When faced with challenging research problems, nothing may be more comforting than having access to a collection of helpful guidelines.  This explains the appearance of a Rule Book.

Biomedical research is the art of reaching into biology, pulling something out, putting numbers on it, and then telling a credible story.  A rule book calls attention to what we are actually doing and frequently explains things we need to know.  Consider, if you will, the following examples. 

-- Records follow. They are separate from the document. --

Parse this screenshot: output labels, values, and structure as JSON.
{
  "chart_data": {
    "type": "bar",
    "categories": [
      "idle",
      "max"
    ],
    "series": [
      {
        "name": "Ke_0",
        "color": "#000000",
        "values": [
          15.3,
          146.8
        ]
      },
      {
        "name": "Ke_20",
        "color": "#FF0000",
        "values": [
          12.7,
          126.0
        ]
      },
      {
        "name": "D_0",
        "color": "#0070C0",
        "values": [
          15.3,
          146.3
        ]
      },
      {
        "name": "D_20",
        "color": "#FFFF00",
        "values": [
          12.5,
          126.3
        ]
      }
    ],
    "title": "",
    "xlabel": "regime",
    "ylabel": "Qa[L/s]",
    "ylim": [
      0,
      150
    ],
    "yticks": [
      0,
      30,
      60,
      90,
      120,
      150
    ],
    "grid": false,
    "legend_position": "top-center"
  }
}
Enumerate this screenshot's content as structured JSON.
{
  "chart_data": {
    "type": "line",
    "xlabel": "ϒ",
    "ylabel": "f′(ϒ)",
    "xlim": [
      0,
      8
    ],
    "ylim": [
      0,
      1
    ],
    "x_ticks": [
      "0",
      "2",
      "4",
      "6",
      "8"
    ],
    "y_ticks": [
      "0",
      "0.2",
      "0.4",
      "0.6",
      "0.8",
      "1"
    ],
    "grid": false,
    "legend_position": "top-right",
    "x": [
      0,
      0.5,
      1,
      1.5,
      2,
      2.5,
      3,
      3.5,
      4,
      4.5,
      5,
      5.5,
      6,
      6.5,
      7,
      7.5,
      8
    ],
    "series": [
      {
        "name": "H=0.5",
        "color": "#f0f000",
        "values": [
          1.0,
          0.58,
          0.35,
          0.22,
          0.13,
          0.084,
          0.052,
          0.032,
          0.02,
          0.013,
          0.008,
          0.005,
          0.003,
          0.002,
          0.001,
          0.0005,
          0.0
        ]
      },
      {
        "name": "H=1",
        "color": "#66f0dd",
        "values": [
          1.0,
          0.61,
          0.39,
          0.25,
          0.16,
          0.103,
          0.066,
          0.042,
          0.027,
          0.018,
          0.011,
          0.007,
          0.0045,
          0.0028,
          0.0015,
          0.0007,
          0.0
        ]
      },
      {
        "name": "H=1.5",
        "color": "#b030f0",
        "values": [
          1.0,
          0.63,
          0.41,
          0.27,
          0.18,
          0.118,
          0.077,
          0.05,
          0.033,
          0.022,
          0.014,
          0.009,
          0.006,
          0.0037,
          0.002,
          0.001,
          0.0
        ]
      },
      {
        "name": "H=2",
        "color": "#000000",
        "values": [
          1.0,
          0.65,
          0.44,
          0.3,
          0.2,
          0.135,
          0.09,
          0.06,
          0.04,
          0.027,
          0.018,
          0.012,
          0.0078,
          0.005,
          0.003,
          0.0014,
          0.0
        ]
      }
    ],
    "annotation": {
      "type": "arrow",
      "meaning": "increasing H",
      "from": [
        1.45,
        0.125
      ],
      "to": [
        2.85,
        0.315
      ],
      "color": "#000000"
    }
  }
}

  • In a mathematical biology, practically everything is done with equations running on the best available research data.  Why?  Only equations can deal successfully with the hierarchical nature of biology and the remarkable relationships that ensue there from.  Just as parts are embedded parts, so too are complexities embedded in complexities.  Equations allow us to dig our way into these complexities and then return safely by the same route.
  • Stereology needs biochemistry and molecular biology just as much as these disciplines need stereology.  Why? Because they can supply gold standards only when working together in the same equations. 
  • A sizable portion of modern day research in biology is built on a foundation of semiquantitative data.  By learning to look at these data - and the assumptions behind them - through the lens of a mathematical biology you will see how quickly this shaky foundation collapses when put to the test.  Why?  Semiquantitative data are not trustworthy because they don't play by the rules.

Table of Contents

  1. Conceptual Framework

  2. Sampling

  3. Hierarchical Parts

  4. Experiments as Equations

  5. Optimal Data

  6. Interpretations

  7. Gold Standards

  8. Connections

  9. Change

  10. Bias and Animal Variability

  11. Counting Molecules

  12. Complexity

  13. Reverse and Forward Engineering

  14. Integrating Data

  15. Mathematical Phenotypes

  16. Dimensional Consistency

  17. Standardization

  18. Universal Databases

  19. Semiquantitative Data

The Rule Book comes with an interesting piece of software called the Concentration Trap.  With it you will quickly discover how easy it is to deprive semiquantitative data of one of its most treasured perks - the ability to gain the appearance of respectability by attaching itself to a statistical significance.  By learning to run the program, you will be able to show that the appearance of an increase is - in reality - often a decrease or a decrease an increase.  Consider a real-life scenario.  If semiquantitative data can get it right only about 50% of the time, then a significant difference (P<0.05) will also get it right only 50% of the time.  In other words, semiquantitative data invariably carry a hidden probability layer that undermines the validity of a statistical outcome.  Using the concentration trap program, you will be able to estimate the effects of this hidden layer on the results coming from a wide range of published studies.